I walked through the ruins of a house today.
I climbed in through a broken window, and I had found a clandestine home.
There was a picture on the counter, but I found it crumbled with a touch:
It was clear there was a fire.
The embers of some fallen furniture colored the soles of my feet,
And I wiped them off with a brush as if to speak to their meaning.
Insignificant, to me.
It was clear, that there was a flame.
A passion, surely, for a nuclear commodity.
A long-forsaken relic of a time of some unearned energy.22Please respect copyright.PENANAtH6oe35dpo
I thought for a moment, for they knew not what was to happen to me; what I made myself out to be.
But they would find a reason for my absence, and the truth will become stagnant and unseen.
It was clear, now, that there was a family.
A body of a child simmered in it, a heap of rusted metal.
A pile of ash shaped vaguely like a piece of humanity.

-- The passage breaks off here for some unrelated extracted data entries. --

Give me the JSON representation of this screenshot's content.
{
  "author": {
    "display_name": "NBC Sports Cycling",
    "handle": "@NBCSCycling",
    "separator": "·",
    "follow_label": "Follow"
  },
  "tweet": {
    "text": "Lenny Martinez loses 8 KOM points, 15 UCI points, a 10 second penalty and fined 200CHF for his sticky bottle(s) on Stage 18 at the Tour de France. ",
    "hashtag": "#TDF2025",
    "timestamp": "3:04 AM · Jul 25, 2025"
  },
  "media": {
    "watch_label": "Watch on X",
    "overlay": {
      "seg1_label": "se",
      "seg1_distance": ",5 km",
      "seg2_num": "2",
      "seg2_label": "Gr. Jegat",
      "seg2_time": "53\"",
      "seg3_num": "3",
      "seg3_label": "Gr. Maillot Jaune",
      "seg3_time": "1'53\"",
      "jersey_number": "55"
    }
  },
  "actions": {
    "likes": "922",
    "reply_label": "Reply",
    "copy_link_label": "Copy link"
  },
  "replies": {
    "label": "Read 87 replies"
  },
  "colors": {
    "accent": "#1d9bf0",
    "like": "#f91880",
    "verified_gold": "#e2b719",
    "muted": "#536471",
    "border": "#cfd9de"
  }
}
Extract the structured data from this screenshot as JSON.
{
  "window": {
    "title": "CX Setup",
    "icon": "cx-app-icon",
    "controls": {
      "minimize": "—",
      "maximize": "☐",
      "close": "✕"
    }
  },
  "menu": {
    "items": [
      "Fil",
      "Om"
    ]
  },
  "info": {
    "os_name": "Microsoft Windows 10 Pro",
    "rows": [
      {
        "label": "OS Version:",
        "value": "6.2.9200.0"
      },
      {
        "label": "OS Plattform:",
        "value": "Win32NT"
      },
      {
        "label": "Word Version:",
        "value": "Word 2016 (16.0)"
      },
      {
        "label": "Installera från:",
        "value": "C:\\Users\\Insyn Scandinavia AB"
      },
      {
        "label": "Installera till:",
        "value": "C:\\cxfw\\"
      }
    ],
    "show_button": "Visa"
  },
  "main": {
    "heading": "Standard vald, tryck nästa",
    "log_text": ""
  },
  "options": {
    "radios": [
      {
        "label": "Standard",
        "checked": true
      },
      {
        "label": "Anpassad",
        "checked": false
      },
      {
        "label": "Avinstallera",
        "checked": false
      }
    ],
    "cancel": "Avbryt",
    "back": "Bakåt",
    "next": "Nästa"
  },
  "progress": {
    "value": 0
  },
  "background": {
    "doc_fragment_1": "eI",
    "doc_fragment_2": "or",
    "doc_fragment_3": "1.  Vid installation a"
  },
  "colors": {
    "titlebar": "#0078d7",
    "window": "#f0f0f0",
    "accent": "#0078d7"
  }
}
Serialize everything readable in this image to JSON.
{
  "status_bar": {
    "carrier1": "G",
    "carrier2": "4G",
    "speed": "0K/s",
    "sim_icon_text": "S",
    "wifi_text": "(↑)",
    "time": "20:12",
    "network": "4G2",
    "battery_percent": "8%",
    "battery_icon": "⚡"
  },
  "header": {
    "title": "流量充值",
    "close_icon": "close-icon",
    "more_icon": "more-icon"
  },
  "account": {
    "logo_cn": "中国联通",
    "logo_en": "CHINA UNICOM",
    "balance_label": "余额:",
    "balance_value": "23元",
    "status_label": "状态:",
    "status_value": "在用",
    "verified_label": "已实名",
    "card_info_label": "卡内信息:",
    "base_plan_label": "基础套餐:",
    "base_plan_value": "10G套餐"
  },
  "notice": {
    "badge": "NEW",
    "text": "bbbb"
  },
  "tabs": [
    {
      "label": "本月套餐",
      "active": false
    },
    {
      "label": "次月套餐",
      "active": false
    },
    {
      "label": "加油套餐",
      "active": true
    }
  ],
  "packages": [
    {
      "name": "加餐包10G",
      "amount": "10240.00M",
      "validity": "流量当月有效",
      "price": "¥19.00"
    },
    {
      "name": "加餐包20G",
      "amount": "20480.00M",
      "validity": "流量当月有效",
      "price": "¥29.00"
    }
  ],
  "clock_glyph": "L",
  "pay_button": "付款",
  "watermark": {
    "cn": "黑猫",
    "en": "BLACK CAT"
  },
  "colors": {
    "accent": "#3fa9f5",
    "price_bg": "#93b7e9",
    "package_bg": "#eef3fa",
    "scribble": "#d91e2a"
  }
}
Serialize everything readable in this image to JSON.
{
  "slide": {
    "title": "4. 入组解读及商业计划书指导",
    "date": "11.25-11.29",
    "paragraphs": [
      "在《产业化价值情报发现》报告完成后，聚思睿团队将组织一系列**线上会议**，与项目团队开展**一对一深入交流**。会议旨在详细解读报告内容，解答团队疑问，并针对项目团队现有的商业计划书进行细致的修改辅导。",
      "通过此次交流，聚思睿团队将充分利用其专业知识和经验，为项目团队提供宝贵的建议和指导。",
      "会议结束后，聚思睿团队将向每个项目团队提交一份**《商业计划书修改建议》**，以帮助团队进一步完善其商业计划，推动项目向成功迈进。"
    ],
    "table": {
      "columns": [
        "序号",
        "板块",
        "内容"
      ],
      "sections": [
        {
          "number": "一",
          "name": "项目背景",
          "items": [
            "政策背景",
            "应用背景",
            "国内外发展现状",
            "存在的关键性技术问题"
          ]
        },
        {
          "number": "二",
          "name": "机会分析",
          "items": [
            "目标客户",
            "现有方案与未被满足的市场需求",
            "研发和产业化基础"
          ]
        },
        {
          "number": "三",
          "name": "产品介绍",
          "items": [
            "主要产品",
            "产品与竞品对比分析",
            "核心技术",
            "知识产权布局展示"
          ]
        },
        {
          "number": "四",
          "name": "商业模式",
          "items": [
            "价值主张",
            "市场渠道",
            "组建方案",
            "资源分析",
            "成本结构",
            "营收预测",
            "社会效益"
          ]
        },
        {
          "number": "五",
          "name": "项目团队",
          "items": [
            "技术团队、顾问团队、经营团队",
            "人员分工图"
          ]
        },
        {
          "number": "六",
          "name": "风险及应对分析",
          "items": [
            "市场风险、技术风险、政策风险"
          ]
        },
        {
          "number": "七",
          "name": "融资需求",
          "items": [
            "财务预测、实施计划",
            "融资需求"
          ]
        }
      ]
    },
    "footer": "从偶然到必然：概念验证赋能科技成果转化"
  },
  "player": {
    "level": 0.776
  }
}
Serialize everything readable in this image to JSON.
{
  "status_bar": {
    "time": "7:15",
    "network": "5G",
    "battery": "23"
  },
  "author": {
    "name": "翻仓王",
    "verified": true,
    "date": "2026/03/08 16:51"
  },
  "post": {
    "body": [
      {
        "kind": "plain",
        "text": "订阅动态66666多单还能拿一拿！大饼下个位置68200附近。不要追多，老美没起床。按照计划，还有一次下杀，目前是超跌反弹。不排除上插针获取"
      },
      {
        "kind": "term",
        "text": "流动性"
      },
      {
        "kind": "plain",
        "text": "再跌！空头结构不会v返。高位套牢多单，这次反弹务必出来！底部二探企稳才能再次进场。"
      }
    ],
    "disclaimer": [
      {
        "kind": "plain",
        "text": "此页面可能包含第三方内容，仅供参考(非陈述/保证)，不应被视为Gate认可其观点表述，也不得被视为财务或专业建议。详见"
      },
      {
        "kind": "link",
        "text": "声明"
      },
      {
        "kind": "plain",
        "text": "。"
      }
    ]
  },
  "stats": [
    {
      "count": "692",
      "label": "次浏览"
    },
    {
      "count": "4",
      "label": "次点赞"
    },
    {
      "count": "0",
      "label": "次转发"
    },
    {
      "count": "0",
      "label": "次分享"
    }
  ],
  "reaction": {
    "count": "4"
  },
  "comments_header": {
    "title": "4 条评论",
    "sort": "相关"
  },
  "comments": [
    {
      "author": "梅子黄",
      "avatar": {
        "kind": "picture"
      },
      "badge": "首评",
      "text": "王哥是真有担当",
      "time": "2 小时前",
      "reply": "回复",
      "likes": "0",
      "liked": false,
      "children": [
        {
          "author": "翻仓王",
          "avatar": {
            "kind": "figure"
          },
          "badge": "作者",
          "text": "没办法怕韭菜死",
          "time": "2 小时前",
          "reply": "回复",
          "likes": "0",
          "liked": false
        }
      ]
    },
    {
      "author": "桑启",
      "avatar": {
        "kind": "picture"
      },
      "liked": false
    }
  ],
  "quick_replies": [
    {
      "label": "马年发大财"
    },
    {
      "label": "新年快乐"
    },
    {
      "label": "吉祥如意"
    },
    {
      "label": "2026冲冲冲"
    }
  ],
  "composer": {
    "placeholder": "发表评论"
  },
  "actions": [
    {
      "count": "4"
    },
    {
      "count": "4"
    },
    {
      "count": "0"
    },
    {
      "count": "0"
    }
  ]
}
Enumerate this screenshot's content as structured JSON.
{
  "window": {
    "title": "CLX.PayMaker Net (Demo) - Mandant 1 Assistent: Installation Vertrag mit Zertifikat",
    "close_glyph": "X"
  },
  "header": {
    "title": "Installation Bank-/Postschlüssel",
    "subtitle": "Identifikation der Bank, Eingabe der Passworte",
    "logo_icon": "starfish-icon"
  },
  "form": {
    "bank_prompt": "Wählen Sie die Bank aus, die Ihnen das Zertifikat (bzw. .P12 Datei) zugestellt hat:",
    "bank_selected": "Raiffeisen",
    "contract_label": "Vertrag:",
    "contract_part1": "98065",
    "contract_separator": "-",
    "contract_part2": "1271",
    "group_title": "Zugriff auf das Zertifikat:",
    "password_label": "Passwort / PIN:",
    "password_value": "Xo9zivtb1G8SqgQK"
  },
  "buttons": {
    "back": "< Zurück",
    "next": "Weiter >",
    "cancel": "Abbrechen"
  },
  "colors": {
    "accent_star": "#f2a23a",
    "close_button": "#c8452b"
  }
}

I kicked its heart, and it dispersed into the gale,
The same one that arrived here every time of year.
But it was insignificant, to me.
I’ve been living for long enough to recognize the patterns of this world, wherever they may be.
It was clear that this must have been an outlier, a freak.
For never before had such a structure named such an enemy,
The stone beneath my feet felt damp and icy,
Like some horrible enemy froze it from beneath.
A piece of wood broke beneath my weight, and my leg braced as it was torn by a memory,
A drop of blood shook my trance, and I stared at the dot on the gray of the ash-stricken reef.
The wound made it hard to leave.
I tore the walls down and made a door, and I decided to rest.
When I woke, it was that the wind had blown the ash from the house.
I wondered, then, the innocence that had predated even me.